Date of Award

Spring 5-6-2014


John Van Buren


Over three million people call Long Island their home. With access to beautiful landscapes, world-renowned beaches, and proximity to New York City, it is no wonder that so many proudly call this geographic stretch of glacial till their home. However, throughout the years our actions do not necessarily reflect this affection we have to our home. Years of sprawl and human infestation across the island have resulted in widespread environmental degradation. Specifically, the water we drink and the beaches we enjoy have become endangered. I plan on studying the urban ecology of how intensified population growth led to the eutrophication of the estuaries of the south shore as well how it has impacted our sole source aquifer.
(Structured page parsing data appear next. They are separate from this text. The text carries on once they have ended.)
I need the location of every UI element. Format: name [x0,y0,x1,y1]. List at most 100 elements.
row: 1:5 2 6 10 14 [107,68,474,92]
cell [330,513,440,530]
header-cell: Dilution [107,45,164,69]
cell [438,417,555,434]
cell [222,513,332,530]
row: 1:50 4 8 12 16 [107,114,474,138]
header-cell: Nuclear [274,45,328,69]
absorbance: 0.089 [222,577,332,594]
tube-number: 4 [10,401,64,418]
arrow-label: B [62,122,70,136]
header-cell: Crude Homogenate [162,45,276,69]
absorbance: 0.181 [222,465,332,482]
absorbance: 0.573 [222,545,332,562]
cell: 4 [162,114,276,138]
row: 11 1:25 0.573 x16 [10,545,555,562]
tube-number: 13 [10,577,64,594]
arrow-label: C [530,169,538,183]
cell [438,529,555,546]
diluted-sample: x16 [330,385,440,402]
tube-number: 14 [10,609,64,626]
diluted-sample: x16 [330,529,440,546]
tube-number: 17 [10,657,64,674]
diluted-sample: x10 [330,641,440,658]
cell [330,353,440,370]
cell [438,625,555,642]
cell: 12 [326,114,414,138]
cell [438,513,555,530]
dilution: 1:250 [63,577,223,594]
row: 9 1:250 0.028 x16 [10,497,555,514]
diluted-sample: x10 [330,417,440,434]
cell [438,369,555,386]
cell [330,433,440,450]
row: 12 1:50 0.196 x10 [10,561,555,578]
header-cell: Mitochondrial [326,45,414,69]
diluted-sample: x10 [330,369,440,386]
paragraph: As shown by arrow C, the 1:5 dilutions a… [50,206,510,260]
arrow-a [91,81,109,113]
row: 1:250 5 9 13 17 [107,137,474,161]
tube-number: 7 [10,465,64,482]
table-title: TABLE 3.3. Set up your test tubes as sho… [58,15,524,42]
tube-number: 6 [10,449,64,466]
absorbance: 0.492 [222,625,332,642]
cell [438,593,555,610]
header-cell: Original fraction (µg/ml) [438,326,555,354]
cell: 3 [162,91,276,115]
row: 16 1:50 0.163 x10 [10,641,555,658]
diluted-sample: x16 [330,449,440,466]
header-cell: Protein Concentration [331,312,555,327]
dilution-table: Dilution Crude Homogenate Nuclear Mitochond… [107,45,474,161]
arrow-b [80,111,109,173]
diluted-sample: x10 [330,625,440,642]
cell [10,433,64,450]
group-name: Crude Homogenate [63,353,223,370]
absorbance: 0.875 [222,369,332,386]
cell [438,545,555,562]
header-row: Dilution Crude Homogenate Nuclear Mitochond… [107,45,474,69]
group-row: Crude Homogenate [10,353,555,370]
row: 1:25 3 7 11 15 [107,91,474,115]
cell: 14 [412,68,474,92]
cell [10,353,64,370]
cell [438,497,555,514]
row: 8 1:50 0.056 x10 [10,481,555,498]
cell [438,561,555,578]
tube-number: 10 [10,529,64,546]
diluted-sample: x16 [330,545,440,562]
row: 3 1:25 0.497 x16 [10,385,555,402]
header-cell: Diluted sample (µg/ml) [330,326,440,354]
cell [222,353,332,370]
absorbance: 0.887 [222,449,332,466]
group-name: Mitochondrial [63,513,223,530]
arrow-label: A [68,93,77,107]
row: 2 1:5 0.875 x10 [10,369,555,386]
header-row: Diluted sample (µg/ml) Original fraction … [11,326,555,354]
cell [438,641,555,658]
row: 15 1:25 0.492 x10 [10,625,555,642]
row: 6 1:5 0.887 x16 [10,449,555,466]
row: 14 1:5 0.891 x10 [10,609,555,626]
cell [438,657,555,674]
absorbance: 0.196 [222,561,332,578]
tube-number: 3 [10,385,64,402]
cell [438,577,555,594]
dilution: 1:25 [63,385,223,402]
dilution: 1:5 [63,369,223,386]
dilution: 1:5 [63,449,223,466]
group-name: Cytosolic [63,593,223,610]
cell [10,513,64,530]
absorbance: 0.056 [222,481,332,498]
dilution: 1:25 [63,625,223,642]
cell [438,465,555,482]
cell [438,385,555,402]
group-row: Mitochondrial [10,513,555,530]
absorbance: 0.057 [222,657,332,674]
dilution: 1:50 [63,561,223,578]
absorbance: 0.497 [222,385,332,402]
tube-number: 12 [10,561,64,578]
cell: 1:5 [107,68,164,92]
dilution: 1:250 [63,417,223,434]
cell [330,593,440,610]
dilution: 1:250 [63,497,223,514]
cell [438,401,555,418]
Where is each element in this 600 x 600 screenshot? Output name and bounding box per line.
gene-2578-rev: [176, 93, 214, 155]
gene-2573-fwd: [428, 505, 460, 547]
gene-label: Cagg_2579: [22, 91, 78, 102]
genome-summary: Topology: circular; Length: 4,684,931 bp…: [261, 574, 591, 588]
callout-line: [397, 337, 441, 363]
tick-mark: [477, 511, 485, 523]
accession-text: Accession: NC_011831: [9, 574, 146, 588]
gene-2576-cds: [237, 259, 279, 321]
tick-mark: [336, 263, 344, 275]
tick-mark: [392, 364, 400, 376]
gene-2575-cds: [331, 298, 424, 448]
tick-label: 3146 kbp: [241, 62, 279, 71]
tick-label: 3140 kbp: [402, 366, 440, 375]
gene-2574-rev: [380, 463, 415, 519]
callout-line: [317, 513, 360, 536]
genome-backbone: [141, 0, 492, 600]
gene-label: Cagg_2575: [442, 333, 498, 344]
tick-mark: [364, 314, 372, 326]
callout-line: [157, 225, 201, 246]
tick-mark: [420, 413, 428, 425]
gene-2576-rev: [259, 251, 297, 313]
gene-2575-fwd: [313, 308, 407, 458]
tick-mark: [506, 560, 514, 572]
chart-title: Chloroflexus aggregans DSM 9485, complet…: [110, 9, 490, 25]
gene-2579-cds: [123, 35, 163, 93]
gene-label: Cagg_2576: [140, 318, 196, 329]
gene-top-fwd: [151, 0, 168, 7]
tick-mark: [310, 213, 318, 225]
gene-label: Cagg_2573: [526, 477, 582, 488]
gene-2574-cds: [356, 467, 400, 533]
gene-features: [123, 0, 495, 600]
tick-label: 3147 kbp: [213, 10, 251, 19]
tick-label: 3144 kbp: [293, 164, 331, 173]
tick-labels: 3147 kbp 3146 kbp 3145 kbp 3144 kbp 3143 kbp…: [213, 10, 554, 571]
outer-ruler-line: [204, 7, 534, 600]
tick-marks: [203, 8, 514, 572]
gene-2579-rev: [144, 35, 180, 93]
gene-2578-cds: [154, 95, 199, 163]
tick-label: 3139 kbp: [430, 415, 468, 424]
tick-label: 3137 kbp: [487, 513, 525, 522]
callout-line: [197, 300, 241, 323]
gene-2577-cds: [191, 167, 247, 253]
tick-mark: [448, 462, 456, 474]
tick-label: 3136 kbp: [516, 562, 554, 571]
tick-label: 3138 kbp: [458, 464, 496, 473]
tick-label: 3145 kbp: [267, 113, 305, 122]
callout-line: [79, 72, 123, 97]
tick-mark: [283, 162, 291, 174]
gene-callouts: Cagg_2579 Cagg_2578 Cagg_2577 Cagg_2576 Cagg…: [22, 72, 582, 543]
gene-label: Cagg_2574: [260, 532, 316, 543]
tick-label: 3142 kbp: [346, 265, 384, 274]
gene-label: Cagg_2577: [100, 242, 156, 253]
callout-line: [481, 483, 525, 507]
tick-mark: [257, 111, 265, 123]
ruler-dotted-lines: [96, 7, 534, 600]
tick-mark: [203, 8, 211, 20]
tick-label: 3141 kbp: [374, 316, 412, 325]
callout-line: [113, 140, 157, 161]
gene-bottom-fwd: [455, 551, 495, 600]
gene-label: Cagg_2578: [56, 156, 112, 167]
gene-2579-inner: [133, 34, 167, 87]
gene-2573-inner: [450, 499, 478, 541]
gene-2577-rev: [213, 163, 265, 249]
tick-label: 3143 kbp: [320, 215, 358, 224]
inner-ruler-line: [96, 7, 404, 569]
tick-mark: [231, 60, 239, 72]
The natural history of Long Island sets the scene for discussing how these environmental problems arose from colonial outpost to modern day suburb. These water issues are inextricably linked to the loss of the maritime economy that followed. Long Island is surrounded by three main water bodies – the Long Island Sound to the north, the Peconic Estuary to the East, and the South Shore Estuary Reserve to the south. For the purpose of keeping the scope of this thesis concise, I focus on the latter water body. We can utilize overarching ecological design principles in tandem with policy solutions to better live in the place where we live, as well as crucially needed water policies to solve Long Island’s groundwater problem, applying federal and state legislation. My solutions address renewable energy use for the Island by looking at the proposed Long Island Off-Shore Wind Farm. These issues of sustainability are important to address if we want a secure future on this island that we call home. In this thesis, I strive to examine the effects of three million people living on an island with finite resources and how together and through exciting and innovative new designs we can create a more sustainable way of island life.